[DataPol] Une dernière ligne droite où tout reste possible

Entre la percée de Jean-Luc Mélenchon, la légère baisse d’Emmanuel Macron et de Marine Le Pen, il se pourrait que les derniers dix jours avant l’élection voient certains rapports de force politique s’inverser.

Entre la percée de Jean-Luc Mélenchon, la légère baisse d’Emmanuel Macron et de Marine Le Pen, il se pourrait que les derniers dix jours avant l’élection voient certains rapports de force politique s’inverser.

Être face à Marine Le Pen pour l’emporter

Pour gagner une élection, l’important est d’être premier dans le scrutin qui compte. Pour l’élection présidentielle française, celui qui compte est le second tour1Alors qu’aux États-Unis, ce qui compte est d’être premier dans le collège électoral des grands électeurs, non au niveau du vote populaire.. Peu importe que ça soit avec une marge énorme comme Jacques Chirac en 2002 (82,21% contre 17,79% pour Jean-Marie Le Pen), ou avec une marge ténue comme Valéry Giscard d’Estaing en 1974 (50,81% contre 49,19% pour François Mitterand).

Pour l’élection de cette année, la singularité vient du fait que Marine Le Pen, dont la qualification pour le second tour semble indiscutable, est incapable de l’emporter. Son positionnement politique très à droite rebute une part trop importante de l’électorat pour espérer une coalition suffisamment large permettant d’emporter au moins 50% des voix. Cela signifie que le candidat qui sera face à elle sera Président de la République. Pour tous ces autres candidats, l’enjeu est donc de faire un score suffisamment élevé au premier tour pour se qualifier pour le second – en sachant qu’il n’y a qu’une place.

Au cours des dernières semaines, les rapports de force tels que mesurés par les sondages étaient assez clairs : ce deuxième candidat serait Emmanuel Macron. Mais depuis une dizaine de jours, il se passe un certain nombre d’évènements qui pourraient rabattre les cartes. Petite revue.

La montée de Jean-Luc Mélenchon (et la chute de Benoît Hamon)

Le premier débat sur TF1 aura manifestement enclenché une dynamique très favorable pour Jean-Luc Mélenchon. Ce dernier a quasiment doublé son score d’intentions de vote, passant d’environ 10-12% aux alentours du 20 mars, à quasiment 18-19% aujourd’hui. Il se hisse désormais à la hauteur de François Fillon, qui remonte légèrement.

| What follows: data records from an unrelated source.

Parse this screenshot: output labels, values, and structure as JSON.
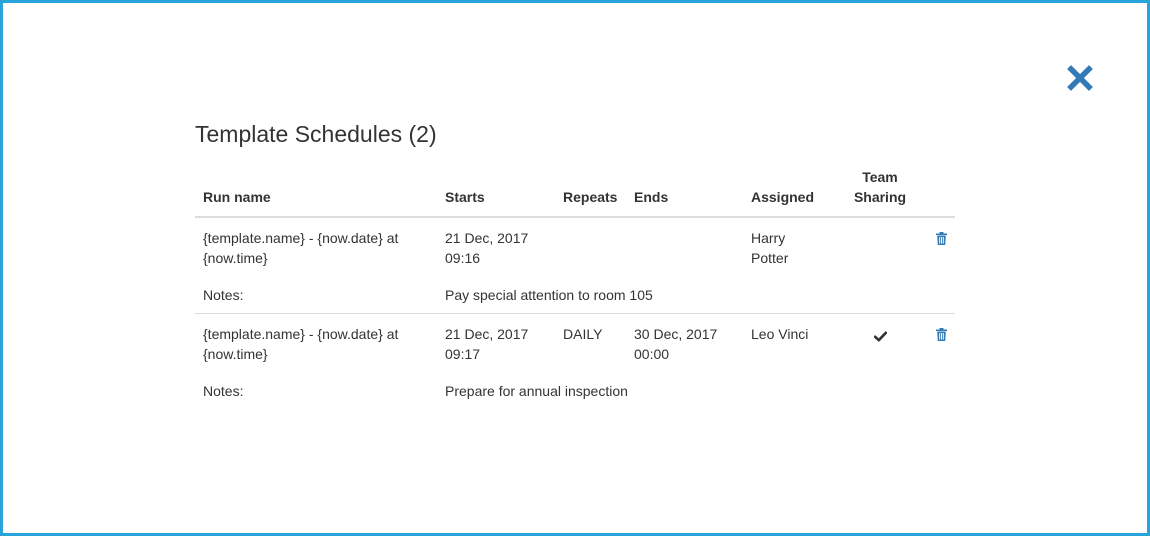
{
  "modal": {
    "title": "Template Schedules (2)"
  },
  "table": {
    "headers": {
      "run_name": "Run name",
      "starts": "Starts",
      "repeats": "Repeats",
      "ends": "Ends",
      "assigned": "Assigned",
      "team_sharing_line1": "Team",
      "team_sharing_line2": "Sharing"
    },
    "notes_label": "Notes:",
    "rows": [
      {
        "run_name_line1": "{template.name} - {now.date} at",
        "run_name_line2": "{now.time}",
        "starts_date": "21 Dec, 2017",
        "starts_time": "09:16",
        "repeats": "",
        "ends_date": "",
        "ends_time": "",
        "assigned_line1": "Harry",
        "assigned_line2": "Potter",
        "team_sharing": false,
        "notes": "Pay special attention to room 105"
      },
      {
        "run_name_line1": "{template.name} - {now.date} at",
        "run_name_line2": "{now.time}",
        "starts_date": "21 Dec, 2017",
        "starts_time": "09:17",
        "repeats": "DAILY",
        "ends_date": "30 Dec, 2017",
        "ends_time": "00:00",
        "assigned_line1": "Leo Vinci",
        "assigned_line2": "",
        "team_sharing": true,
        "notes": "Prepare for annual inspection"
      }
    ]
  },
  "icons": {
    "close": "close-icon",
    "trash": "trash-icon",
    "check": "check-icon"
  },
  "colors": {
    "modal_border": "#2aa3dd",
    "accent": "#337ab7",
    "text": "#333333"
  }
}
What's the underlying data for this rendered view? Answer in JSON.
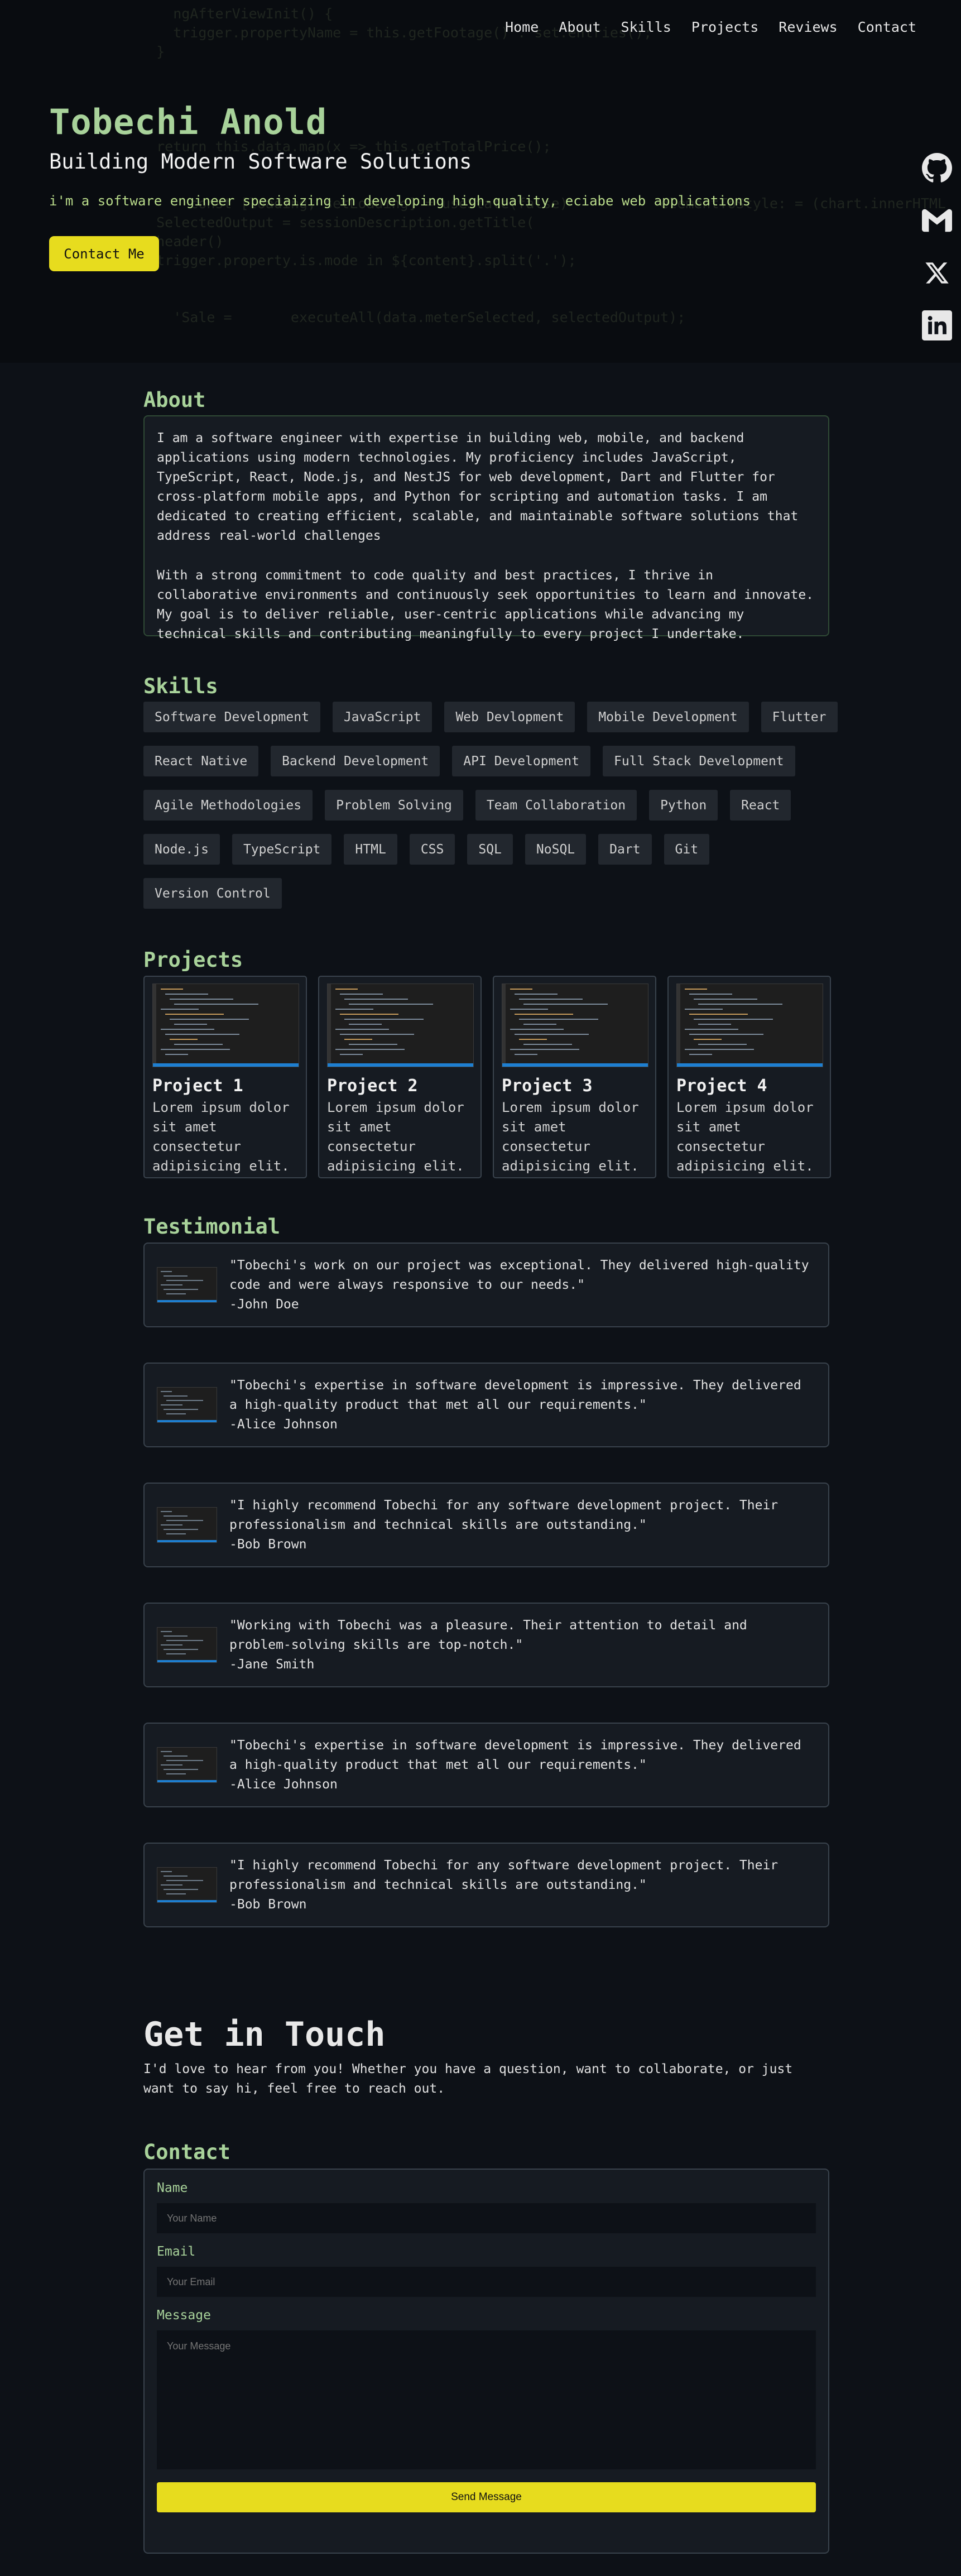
{
  "nav": [
    "Home",
    "About",
    "Skills",
    "Projects",
    "Reviews",
    "Contact"
  ],
  "hero": {
    "name": "Tobechi Anold",
    "subtitle": "Building Modern Software Solutions",
    "tagline": "i'm a software engineer speciaizing in developing high-quality, eciabe web applications",
    "button": "Contact Me",
    "code_background": "    ngAfterViewInit() {\n    trigger.propertyName = this.getFootage() . set.entries();\n  }\n\n\n\n\n  return this.data.map(x => this.getTotalPrice();\n\n\n      const [loading, setLoading] = useState(false)           elementToStyle: = (chart.innerHTML\n  SelectedOutput = sessionDescription.getTitle(\n  header()\n  trigger.property.is.mode in ${content}.split('.');\n\n\n    'Sale =       executeAll(data.meterSelected, selectedOutput);"
  },
  "social_icons": [
    "github-icon",
    "gmail-icon",
    "x-icon",
    "linkedin-icon"
  ],
  "about": {
    "title": "About",
    "p1": "I am a software engineer with expertise in building web, mobile, and backend applications using modern technologies. My proficiency includes JavaScript, TypeScript, React, Node.js, and NestJS for web development, Dart and Flutter for cross-platform mobile apps, and Python for scripting and automation tasks. I am dedicated to creating efficient, scalable, and maintainable software solutions that address real-world challenges",
    "p2": "With a strong commitment to code quality and best practices, I thrive in collaborative environments and continuously seek opportunities to learn and innovate. My goal is to deliver reliable, user-centric applications while advancing my technical skills and contributing meaningfully to every project I undertake."
  },
  "skills": {
    "title": "Skills",
    "items": [
      "Software Development",
      "JavaScript",
      "Web Devlopment",
      "Mobile Development",
      "Flutter",
      "React Native",
      "Backend Development",
      "API Development",
      "Full Stack Development",
      "Agile Methodologies",
      "Problem Solving",
      "Team Collaboration",
      "Python",
      "React",
      "Node.js",
      "TypeScript",
      "HTML",
      "CSS",
      "SQL",
      "NoSQL",
      "Dart",
      "Git",
      "Version Control"
    ]
  },
  "projects": {
    "title": "Projects",
    "items": [
      {
        "title": "Project 1",
        "desc": "Lorem ipsum dolor sit amet consectetur adipisicing elit."
      },
      {
        "title": "Project 2",
        "desc": "Lorem ipsum dolor sit amet consectetur adipisicing elit."
      },
      {
        "title": "Project 3",
        "desc": "Lorem ipsum dolor sit amet consectetur adipisicing elit."
      },
      {
        "title": "Project 4",
        "desc": "Lorem ipsum dolor sit amet consectetur adipisicing elit."
      }
    ]
  },
  "testimonials": {
    "title": "Testimonial",
    "items": [
      {
        "quote": "\"Tobechi's work on our project was exceptional. They delivered high-quality code and were always responsive to our needs.\"",
        "author": "-John Doe"
      },
      {
        "quote": "\"Tobechi's expertise in software development is impressive. They delivered a high-quality product that met all our requirements.\"",
        "author": "-Alice Johnson"
      },
      {
        "quote": "\"I highly recommend Tobechi for any software development project. Their professionalism and technical skills are outstanding.\"",
        "author": "-Bob Brown"
      },
      {
        "quote": "\"Working with Tobechi was a pleasure. Their attention to detail and problem-solving skills are top-notch.\"",
        "author": "-Jane Smith"
      },
      {
        "quote": "\"Tobechi's expertise in software development is impressive. They delivered a high-quality product that met all our requirements.\"",
        "author": "-Alice Johnson"
      },
      {
        "quote": "\"I highly recommend Tobechi for any software development project. Their professionalism and technical skills are outstanding.\"",
        "author": "-Bob Brown"
      }
    ]
  },
  "get_in_touch": {
    "title": "Get in Touch",
    "text": "I'd love to hear from you! Whether you have a question, want to collaborate, or just want to say hi, feel free to reach out."
  },
  "contact": {
    "title": "Contact",
    "name_label": "Name",
    "name_placeholder": "Your Name",
    "email_label": "Email",
    "email_placeholder": "Your Email",
    "message_label": "Message",
    "message_placeholder": "Your Message",
    "send_label": "Send Message"
  },
  "colors": {
    "accent_green": "#a8d29a",
    "accent_yellow": "#e7dc1e",
    "background": "#0d1117",
    "card": "#161b22"
  }
}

Dans le même temps, cette hausse importante de Jean-Luc Mélenchon semble s’être produite au détriment du candidat du Parti Socialiste, Benoît Hamon. Ce dernier a vu son score fondre d’un nombre de point à peu près similaire à ceux gagnés par Jean-Luc Mélenchon, et est désormais autour de 8% d’intentions de vote. Si son score dimanche prochain était du même ordre, ce serait très probablement un désastre pour le Parti Socialiste.

Les deux premiers en perte de vitesse

Alors que Jean-Luc Mélenchon voyait son score fortement augmenter, ceux d’Emmanuel Macron et de Marine Le Pen ont eu tendance à légèrement se tasser. Virtuellement à égalité autour de 25% chacun, ils sont désormais aux alentours de 22-23%. L’écart avec le duo Mélenchon-Fillon reste cependant assez conséquent (entre 4 et 6 points de pourcentage), mais il est à la limite des marges d’erreurs. Surtout, si les scores des deux candidats continuent à baisser, que François Fillon et/ou Jean-Luc Mélenchon continuent à progresser ou non, on pourrait imaginer que le duo de tête ne soit pas nécessairement celui envisagé jusqu’ici – à savoir Marine Le Pen et Emmanuel Macron.

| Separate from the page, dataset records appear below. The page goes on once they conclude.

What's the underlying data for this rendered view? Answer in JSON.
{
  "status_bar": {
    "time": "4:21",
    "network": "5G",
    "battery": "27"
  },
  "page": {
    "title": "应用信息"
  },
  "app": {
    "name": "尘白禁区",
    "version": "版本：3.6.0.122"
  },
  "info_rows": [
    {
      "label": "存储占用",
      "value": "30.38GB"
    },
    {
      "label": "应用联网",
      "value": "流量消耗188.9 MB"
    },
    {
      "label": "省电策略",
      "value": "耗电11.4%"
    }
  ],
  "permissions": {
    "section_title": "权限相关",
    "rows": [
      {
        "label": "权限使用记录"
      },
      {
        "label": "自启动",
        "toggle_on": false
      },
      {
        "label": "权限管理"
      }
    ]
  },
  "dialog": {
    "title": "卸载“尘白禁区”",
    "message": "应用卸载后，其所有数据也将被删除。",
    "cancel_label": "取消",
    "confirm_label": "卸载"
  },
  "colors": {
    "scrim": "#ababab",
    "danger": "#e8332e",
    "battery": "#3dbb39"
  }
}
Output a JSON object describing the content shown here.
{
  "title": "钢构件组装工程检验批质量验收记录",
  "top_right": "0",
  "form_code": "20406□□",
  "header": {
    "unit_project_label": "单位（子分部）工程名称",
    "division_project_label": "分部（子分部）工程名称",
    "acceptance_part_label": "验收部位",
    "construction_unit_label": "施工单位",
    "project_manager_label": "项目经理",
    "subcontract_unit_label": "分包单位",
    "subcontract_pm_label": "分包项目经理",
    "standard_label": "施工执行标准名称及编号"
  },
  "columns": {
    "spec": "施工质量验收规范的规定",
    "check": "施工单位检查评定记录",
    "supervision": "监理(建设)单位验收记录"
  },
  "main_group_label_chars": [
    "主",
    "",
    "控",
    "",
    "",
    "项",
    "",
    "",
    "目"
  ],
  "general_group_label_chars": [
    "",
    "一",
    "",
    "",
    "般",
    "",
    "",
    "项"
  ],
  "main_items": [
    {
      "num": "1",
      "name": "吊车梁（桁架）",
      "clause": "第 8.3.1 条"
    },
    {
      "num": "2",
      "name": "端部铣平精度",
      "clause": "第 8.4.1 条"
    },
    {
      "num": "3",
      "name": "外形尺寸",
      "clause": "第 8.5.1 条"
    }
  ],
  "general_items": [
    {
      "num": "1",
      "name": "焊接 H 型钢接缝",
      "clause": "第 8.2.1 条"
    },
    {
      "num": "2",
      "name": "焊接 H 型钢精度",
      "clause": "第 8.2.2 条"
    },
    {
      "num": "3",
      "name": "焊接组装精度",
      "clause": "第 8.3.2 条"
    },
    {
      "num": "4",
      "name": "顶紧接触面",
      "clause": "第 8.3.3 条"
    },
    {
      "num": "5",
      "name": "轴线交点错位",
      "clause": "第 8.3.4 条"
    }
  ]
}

Ce qui pourrait évoluer d’ici le premier tour

Le fait que Jean-Luc Mélenchon ait monté de manière spectaculaire dans les intentions de vote n’implique pas que tout soit possible. Je pense qu’un certain nombre de scénarios sont envisageables, alors que d’autres me paraissent au contraire moins probables.

La montée de Jean-Luc Mélenchon pourrait profiter à… Emmanuel Macron, et saborder François Fillon

Alors qu’il est (disons) désormais envisageable que Jean-Luc Mélenchon se retrouve au second tour, cette éventualité va poser problème à un certain nombre d’électeurs de droite. Il suffit de voir les attaques très violentes du Figaro à l’encontre  de Mélenchon, pour se rendre compte à quel point il est un repoussoir pour la droite (de la même manière que François Fillon est un repoussoir pour la gauche). Et cela pourrait favoriser Emmanuel Macron, qui pourrait bénéficier d’un… vote utile de droite. La logique est suivante : puisque manifestement, François Fillon semble trop loin pour espérer remonter, autant voter pour un candidat certes moins à droite, mais relativement plus à droite que Jean-Luc Mélenchon.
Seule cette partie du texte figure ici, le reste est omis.